On Friday, World Health Organization Director General Tedros Adhanom Ghebreyesus said a WHO team will arrive in Iran on Sunday or Monday.

The regime’s leaders have been moving to a grudging admission of the seriousness of the situation. Last Sunday, the Supreme Leader — trying to explain away a historic low in turnout for Parliamentary elections — said news of Coronavirus was a Western plot to spread fear. As late as Wednesday, President Hassan Rouhani was reiterating the theme of a foreign conspiracy, as the Government rejected quarantines.
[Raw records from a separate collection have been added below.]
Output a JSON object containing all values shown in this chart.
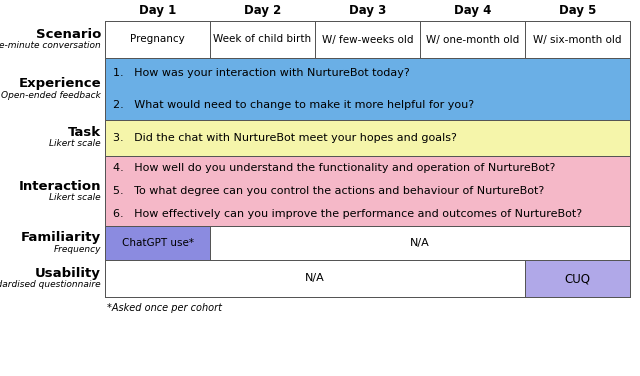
{
  "days": [
    "Day 1",
    "Day 2",
    "Day 3",
    "Day 4",
    "Day 5"
  ],
  "scenario_cells": [
    "Pregnancy",
    "Week of child birth",
    "W/ few-weeks old",
    "W/ one-month old",
    "W/ six-month old"
  ],
  "experience_questions": [
    "1.   How was your interaction with NurtureBot today?",
    "2.   What would need to change to make it more helpful for you?"
  ],
  "task_questions": [
    "3.   Did the chat with NurtureBot meet your hopes and goals?"
  ],
  "interaction_questions": [
    "4.   How well do you understand the functionality and operation of NurtureBot?",
    "5.   To what degree can you control the actions and behaviour of NurtureBot?",
    "6.   How effectively can you improve the performance and outcomes of NurtureBot?"
  ],
  "row_labels": [
    "Scenario",
    "Experience",
    "Task",
    "Interaction",
    "Familiarity",
    "Usability"
  ],
  "row_sublabels": [
    "Five-minute conversation",
    "Open-ended feedback",
    "Likert scale",
    "Likert scale",
    "Frequency",
    "Standardised questionnaire"
  ],
  "blue_color": "#6aafe6",
  "yellow_color": "#f5f5aa",
  "pink_color": "#f5b8c8",
  "purple_color": "#8b8be0",
  "light_purple_color": "#b0a8e8",
  "white_color": "#ffffff",
  "bg_color": "#ffffff",
  "border_color": "#555555",
  "text_color": "#000000",
  "footnote": "*Asked once per cohort"
}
But at least seven senior officials, including Deputy Health Minister Iraj Harirchi and Vice President Masoumeh Ebtekar, have tested positive.

Iran Daily, Feb 28: Coronavirus — Supreme Leader Hopes All Will Be Well as Vice President Tests Positive

Iran Daily, Feb 27: Coronavirus — Rouhani Rejects Quarantines as Official Death Toll Raised to 19

And another MP, Gholam Ali Jafazadeh Imanabadi of Rasht in northern Iran, is urging officials to give a reliable death toll.

“You may conceal the numbers, but you cannot hide graveyards,” Imanabadi said.

Tehran City Council member Nahid Khodakarami said that he believes “some 10,000 to 15,000 Iranians may have already contracted the virus”.